Tuesday, March 26, 2013

Bill to allow habeas relief on junk science cases passes Texas Senate

Excellent news: Sen. John Whitmire's SB 344, which would expand access to habeas corpus relief for people falsely convicted based on junk science, passed the Texas Senate yesterday on a 28-3 vote. (The three were Senators Brian Birdwell, Dan Patrick and Jane Nelson. Dr. Charles Schwertner, who without explanation voted against the bill in committee, supported it on the floor). A couple of small tweaks, that IMO actually improved the bill, satisfied complaints from the Harris County DA's office, the sole opposition in the past, and with their blessing signaled by support from state Sen. Joan Huffman, it passed rather easily. See a good backgrounder on a complex topic by Maurice Chammah at the Texas Tribune. (In the interest of full disclosure, this is an issue on which I've worked as an advocate for the Innocence Project of Texas.)

Bill would bridge 'disconnect' between science and reliable verdicts
Now SB 344 heads to the House where Rep. Sylvester Turner is carrying the companion (for which SB 344 will be substituted). This bill has made it through the House Criminal Jurisprudence Committee twice before - the hangups have come in 2009 because of the Voter ID chubfest that killed hundreds of bills including this one, and in 2011 by delays at the committee level - Criminal Jurisprudence and Calendars - that should be mitigated (knock wood) with the main, historical opposition now standing aside. It's a minor tweak that will impact a small but difficult group of often high-profile cases where the Court of Criminal Appeals simply cannot agree on the correct authority or standard on which to base their decisions. In that sense, the bill bolsters the Great Writ to confront 21st century challenges.

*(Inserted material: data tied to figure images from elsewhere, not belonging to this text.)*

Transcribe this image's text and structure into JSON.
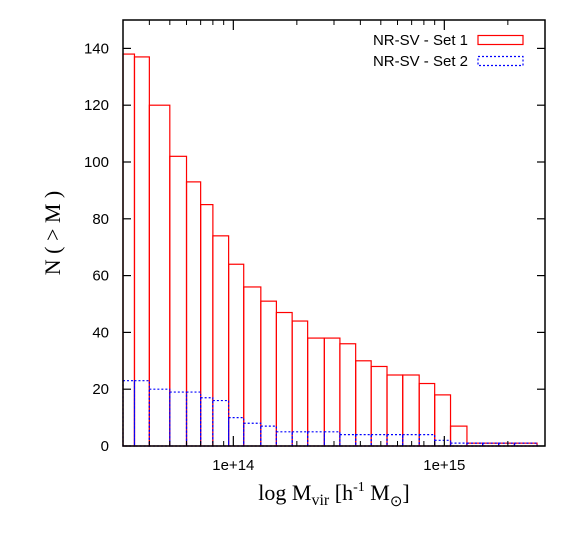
{
  "chart_data": {
    "type": "bar",
    "subtype": "step-histogram",
    "xscale": "log",
    "xlim": [
      30000000000000,
      3000000000000000
    ],
    "ylim": [
      0,
      150
    ],
    "ylabel": "N ( > M )",
    "xlabel": {
      "prefix": "log M",
      "sub1": "vir",
      "mid": " [h",
      "sup": "-1",
      "mid2": " M",
      "sub2": "⊙",
      "suffix": "]"
    },
    "xticks": [
      {
        "value": 100000000000000,
        "label": "1e+14"
      },
      {
        "value": 1000000000000000,
        "label": "1e+15"
      }
    ],
    "yticks": [
      0,
      20,
      40,
      60,
      80,
      100,
      120,
      140
    ],
    "bin_edges": [
      30000000000000,
      34000000000000,
      40000000000000,
      50000000000000,
      60000000000000,
      70000000000000,
      80000000000000,
      95000000000000,
      112000000000000,
      135000000000000,
      160000000000000,
      190000000000000,
      225000000000000,
      270000000000000,
      320000000000000,
      380000000000000,
      450000000000000,
      535000000000000,
      635000000000000,
      760000000000000,
      900000000000000,
      1070000000000000,
      1280000000000000,
      1520000000000000,
      1810000000000000,
      2150000000000000,
      2750000000000000
    ],
    "series": [
      {
        "name": "NR-SV - Set 1",
        "color": "#ff0000",
        "style": "solid",
        "values": [
          138,
          137,
          120,
          102,
          93,
          85,
          74,
          64,
          56,
          51,
          47,
          44,
          38,
          38,
          36,
          30,
          28,
          25,
          25,
          22,
          18,
          7,
          1,
          1,
          1,
          1
        ]
      },
      {
        "name": "NR-SV - Set 2",
        "color": "#0000ff",
        "style": "dotted",
        "values": [
          23,
          23,
          20,
          19,
          19,
          17,
          16,
          10,
          8,
          7,
          5,
          5,
          5,
          5,
          4,
          4,
          4,
          4,
          4,
          4,
          2,
          1,
          1,
          1,
          1,
          1
        ]
      }
    ],
    "legend_position": "top-right",
    "grid": false
  }
}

Texas Court of Criminal Appeals Judge Cathy Cochran has openly worried in a published opinion that the “disconnect between changing science and reliable verdicts that can stand the test of time has grown in recent years as the speed with which new science and revised scientific methodologies debunk what had formerly been thought of as reliable forensic science has increased.” Indeed, "The potential problem of relying on today's science in a criminal trial (especially to determine an essential element such as criminal causation or the identity of the perpetrator) is that tomorrow's science sometimes changes and, based upon that changed science, the former verdict may look inaccurate, if not downright ludicrous. But the convicted person is still imprisoned. Given the facts viewed in the fullness of time, today's public may reasonably perceive that the criminal justice system is sometimes unjust and inaccurate."

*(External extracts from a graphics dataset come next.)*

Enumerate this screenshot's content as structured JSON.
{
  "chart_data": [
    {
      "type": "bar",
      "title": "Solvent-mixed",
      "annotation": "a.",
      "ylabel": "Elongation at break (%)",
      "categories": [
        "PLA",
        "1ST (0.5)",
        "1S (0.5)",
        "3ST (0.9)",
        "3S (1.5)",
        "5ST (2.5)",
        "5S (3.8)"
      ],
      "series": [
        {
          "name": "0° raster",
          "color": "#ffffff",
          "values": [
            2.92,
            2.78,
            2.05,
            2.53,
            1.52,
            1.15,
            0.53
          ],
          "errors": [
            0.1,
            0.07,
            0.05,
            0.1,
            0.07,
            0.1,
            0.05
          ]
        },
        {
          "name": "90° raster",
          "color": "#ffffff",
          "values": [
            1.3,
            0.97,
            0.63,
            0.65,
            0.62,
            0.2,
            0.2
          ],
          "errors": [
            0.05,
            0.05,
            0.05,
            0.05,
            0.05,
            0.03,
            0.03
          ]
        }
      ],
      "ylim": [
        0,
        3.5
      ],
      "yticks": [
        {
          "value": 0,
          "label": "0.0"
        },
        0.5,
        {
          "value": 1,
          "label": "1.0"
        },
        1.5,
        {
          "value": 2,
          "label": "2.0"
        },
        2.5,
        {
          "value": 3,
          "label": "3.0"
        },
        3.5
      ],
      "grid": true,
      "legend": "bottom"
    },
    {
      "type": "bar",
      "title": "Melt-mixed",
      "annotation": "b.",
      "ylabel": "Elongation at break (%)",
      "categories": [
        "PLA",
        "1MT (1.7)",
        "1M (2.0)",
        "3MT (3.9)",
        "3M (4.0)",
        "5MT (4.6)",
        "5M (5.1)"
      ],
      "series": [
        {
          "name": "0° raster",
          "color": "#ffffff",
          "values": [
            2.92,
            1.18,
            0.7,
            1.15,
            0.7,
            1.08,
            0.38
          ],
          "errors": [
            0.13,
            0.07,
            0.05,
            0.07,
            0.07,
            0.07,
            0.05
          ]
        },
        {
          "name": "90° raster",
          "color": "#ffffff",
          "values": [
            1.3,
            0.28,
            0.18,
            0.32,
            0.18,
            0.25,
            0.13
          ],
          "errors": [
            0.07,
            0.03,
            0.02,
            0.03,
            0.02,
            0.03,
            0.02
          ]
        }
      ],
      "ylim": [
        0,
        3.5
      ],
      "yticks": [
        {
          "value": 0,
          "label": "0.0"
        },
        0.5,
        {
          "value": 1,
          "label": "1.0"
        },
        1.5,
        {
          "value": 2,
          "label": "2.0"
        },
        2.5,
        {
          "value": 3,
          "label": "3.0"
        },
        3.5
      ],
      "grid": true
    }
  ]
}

In an earlier case, Ex Parte Robbins (see earlier Grits coverage), the court on a 5-4 vote refused to provide relief even though admittedly false medical testimony, recanted even by the scientist who originally offered it, was the only evidence accusing the man who'd been convicted. (Both the prosecutor and the defense attorney from the Ex Parte Robbins case, Mike McDougal and Brian Wice, testified at the senate committee hearing.) If SB 344 had been in place, the court would have had firm grounds on which to grant a new trial when forensics that were the "sole bases" of Mr. Robbins' conviction were discredited.

Now it's up to the Texas House to finish the job. This year, with an early start, SB 344 has an excellent chance of making it all the way through the process and resolving these sticky questions which have too often confounded 21st century habeas jurisprudence in Texas. There's no good excuse for not passing this now-agreed bill as quickly as possible, resolving a judicial impasse and crossing off the list another recommendation from the Timothy Cole Advisory Panel on Wrongful Convictions.